In our development workflow we build images, push them to a registry, and then deploy services from them in a staging cluster. The workflow is severely bogged down by huge sizes of image pushes, because layers built from the exact same codebase on different workstations tend to end up having different hashes. We do understand how docker works (i.e. one bit changes, the layer changes; a layer changes, all subsequent layers also change), but we still believe that there is a lot of layer invalidation going on that isn't explainable by anything we do to our codebase or dependencies, and is exclusively due to the builds being performed on different machines. Our builds aren't terribly platform dependent in principle (we don't compile anything to machine code), and the machines are all x86_64 linux boxes anyway.
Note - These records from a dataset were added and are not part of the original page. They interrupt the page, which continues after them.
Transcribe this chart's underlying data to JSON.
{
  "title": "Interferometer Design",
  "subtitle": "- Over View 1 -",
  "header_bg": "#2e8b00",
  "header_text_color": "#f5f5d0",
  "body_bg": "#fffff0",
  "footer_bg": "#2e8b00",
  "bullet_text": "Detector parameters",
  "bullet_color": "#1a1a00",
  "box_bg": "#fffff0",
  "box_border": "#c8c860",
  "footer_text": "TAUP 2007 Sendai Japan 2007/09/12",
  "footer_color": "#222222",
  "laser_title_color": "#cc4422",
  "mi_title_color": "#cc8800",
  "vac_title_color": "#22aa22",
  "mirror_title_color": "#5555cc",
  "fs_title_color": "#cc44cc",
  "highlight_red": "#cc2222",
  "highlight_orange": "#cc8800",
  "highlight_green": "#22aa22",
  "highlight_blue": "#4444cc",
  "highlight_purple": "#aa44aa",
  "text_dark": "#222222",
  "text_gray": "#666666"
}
What are the tools, strategies and best practices that would help us debug why this is happening and possibly alleviate the situation?
(Important: one known best practice that we currently absolutely cannot afford is moving the build process to a single dedicated machine, possibly in the cloud. Please don't suggest this solution).
You can use a tool such as Dive (https://github.com/wagoodman/dive/) in order to inspect the layers.
Apart from that - can't help much unless I see the Dockerfiles.
Good practice for me - use Docker inside Docker in order to build your images. Usually a similar flow could suffice:
The general idea is to always start on a "clean plate" and once you're done - destroy "the plate" and repeat for the next build.